Hace un año, el 10 de diciembre de 2014, mientras los gobiernos de Cuba y Estados Unidos ultimaban en secreto los detalles de su nueva luna de miel, el panorama represivo en la isla lucía exactamente igual que hoy: fuerzas paramilitares y uniformadas de la policía golpeaban a opositores pacíficos a pleno día, en el mismo centro de La Habana y en todo el país. Siete días después de las golpizas, Raúl Castro y Barack Obama anunciaban por televisión la reanudación de las relaciones diplomáticas entre sus respectivos países.

En el documento publicado por la Oficina del Secretario de Prensa de La Casa Blanca el 17 de diciembre de 2014, se especificaba en lo referido a los DDHH en la isla lo siguiente: “… (La nueva política hacia Cuba) incluirá un apoyo continuo y sólido que perseguirá la mejora de las condiciones en materia de Derechos Humanos y la implementación de reformas democráticas en Cuba”. Más adelante, dentro del acápite denominado “Compromiso firme con la democracia, los derechos humanos y la sociedad civil” añadía que “incluirá un apoyo fuerte de los Estados Unidos para que haya mejores condiciones de derechos humanos y reformas democráticas en Cuba”. Un párrafo más abajo, la administración estadounidense especificaba que…  “continuará implementando programas de EE.UU. enfocados en promover el cambio positivo en Cuba”.

A un año de la publicación del alentador documento de la Casa Blanca, la situación no ha mejorado en nada y muchos sienten que la promesa no se ha cumplido. Cuba es hoy una nación en fuga, y el único nuevo derecho que Raúl Castro le ha concedido a los cubanos es el de vender la casa para costear esa fuga.
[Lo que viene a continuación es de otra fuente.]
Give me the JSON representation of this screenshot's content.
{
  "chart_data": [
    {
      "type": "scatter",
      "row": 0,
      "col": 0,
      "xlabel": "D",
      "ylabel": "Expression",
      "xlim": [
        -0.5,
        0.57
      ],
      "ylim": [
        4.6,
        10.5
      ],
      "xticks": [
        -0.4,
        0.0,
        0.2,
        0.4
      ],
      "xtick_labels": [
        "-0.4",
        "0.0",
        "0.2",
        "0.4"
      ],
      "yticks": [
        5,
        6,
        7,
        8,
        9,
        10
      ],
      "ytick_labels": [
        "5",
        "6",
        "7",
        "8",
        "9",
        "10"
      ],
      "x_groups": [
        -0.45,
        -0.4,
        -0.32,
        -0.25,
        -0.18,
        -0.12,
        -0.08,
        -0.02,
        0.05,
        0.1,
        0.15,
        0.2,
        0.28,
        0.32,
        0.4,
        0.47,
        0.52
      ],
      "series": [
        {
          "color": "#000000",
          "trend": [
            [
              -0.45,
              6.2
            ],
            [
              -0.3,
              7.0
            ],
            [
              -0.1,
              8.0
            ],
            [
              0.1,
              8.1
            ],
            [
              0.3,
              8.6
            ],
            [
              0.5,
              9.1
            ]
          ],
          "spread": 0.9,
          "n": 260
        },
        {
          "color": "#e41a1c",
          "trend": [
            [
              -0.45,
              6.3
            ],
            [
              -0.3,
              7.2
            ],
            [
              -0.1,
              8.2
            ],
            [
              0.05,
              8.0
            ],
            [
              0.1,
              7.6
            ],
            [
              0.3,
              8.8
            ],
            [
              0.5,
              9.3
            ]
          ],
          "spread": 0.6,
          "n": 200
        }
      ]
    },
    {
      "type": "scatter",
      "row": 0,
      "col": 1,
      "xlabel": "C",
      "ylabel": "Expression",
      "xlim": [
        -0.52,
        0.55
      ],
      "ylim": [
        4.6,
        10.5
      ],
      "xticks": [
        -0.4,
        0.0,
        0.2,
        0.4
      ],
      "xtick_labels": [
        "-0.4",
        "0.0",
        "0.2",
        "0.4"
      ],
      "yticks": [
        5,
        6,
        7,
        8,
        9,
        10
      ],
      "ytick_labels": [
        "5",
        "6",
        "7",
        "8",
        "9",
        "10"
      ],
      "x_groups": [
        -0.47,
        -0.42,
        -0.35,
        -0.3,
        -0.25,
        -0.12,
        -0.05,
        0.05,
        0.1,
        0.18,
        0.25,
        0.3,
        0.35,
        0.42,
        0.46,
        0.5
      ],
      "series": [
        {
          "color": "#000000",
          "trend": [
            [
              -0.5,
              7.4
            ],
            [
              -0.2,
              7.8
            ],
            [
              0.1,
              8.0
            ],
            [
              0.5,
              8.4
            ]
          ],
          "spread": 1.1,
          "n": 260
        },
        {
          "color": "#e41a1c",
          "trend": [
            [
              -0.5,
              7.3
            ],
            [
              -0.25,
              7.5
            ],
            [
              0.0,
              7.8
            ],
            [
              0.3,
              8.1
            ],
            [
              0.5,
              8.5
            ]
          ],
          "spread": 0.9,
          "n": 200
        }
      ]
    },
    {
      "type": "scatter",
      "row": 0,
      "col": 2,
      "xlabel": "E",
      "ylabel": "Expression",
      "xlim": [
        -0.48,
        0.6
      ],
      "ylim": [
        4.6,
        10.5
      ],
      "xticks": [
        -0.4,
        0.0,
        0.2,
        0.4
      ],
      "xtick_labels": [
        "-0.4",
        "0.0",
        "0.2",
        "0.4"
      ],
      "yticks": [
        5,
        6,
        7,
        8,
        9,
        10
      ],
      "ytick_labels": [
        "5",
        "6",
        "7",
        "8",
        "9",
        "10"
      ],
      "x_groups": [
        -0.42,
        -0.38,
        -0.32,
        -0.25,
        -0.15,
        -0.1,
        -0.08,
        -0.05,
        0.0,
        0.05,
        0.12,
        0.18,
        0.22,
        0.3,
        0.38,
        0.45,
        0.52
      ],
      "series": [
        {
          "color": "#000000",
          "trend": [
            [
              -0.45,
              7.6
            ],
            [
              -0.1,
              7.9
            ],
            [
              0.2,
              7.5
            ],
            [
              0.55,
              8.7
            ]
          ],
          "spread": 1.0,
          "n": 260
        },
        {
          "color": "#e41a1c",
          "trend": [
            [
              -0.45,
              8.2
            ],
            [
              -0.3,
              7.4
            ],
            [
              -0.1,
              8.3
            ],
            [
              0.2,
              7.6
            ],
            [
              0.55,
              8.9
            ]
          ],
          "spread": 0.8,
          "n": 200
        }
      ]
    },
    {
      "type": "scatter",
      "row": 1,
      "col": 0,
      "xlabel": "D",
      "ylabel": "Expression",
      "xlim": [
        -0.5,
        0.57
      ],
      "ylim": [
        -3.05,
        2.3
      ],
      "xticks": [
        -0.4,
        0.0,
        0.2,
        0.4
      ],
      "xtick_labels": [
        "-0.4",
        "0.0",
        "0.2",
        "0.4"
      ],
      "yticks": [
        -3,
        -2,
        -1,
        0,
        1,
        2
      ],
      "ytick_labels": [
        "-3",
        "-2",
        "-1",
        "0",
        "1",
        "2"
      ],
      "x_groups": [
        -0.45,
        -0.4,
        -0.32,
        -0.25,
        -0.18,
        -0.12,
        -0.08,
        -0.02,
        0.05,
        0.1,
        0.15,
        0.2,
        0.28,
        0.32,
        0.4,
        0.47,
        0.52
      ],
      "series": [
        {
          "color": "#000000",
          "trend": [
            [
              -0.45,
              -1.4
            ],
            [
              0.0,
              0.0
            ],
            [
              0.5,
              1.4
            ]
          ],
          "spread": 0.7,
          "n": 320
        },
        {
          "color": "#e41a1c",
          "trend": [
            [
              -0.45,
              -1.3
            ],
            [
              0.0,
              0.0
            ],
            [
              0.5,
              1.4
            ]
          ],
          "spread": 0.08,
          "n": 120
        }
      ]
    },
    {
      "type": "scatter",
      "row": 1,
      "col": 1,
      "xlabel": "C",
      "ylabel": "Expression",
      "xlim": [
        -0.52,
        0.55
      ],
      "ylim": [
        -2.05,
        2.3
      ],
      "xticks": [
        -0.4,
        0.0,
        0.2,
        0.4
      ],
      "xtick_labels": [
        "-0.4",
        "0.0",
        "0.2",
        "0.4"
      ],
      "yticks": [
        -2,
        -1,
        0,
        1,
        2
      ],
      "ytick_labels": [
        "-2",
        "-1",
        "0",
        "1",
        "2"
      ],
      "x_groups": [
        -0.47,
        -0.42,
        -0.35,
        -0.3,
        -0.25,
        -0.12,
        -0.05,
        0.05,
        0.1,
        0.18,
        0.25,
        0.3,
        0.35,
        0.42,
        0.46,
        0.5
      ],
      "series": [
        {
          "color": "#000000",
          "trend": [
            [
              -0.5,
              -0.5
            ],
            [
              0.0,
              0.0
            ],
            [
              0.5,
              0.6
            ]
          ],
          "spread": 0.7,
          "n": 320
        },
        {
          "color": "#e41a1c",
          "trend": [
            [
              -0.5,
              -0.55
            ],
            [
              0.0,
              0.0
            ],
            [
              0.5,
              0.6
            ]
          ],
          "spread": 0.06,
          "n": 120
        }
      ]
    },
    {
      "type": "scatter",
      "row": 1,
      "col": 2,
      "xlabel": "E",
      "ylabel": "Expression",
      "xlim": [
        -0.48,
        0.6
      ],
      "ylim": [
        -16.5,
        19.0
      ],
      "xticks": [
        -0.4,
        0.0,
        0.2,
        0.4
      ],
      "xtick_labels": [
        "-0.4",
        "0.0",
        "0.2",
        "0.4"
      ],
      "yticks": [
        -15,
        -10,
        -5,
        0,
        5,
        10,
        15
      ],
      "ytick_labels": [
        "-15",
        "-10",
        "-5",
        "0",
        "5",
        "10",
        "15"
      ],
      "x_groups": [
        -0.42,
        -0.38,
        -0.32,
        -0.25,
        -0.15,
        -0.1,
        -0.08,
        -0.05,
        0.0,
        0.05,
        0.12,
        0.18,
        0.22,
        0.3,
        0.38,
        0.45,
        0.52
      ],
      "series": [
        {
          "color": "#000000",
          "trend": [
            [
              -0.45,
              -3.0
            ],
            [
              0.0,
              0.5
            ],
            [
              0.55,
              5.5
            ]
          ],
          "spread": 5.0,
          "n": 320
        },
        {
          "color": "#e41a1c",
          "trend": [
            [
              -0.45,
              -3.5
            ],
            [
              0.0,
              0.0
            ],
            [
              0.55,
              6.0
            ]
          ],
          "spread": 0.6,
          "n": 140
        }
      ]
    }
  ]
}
Derecho que ya ha sido revocado a los médicos-esclavos –sin que nadie haya hablado del tema– y podría revocarse al resto de la población.

Mientras tanto, muchos opositores perciben que la administración norteamericana se distancia de ellos, gradual pero obviamente. En la denominada política real, hay palabras y compromisos que, víctimas del  pragmatismo, se lleva el viento.

Los Castro se sienten impunes y reprimen con mano dura ante la indiferencia de Estados Unidos y el resto del mundo; ganan tiempo y se empoderan para convertirse en los nuevos capitalistas dueños del país.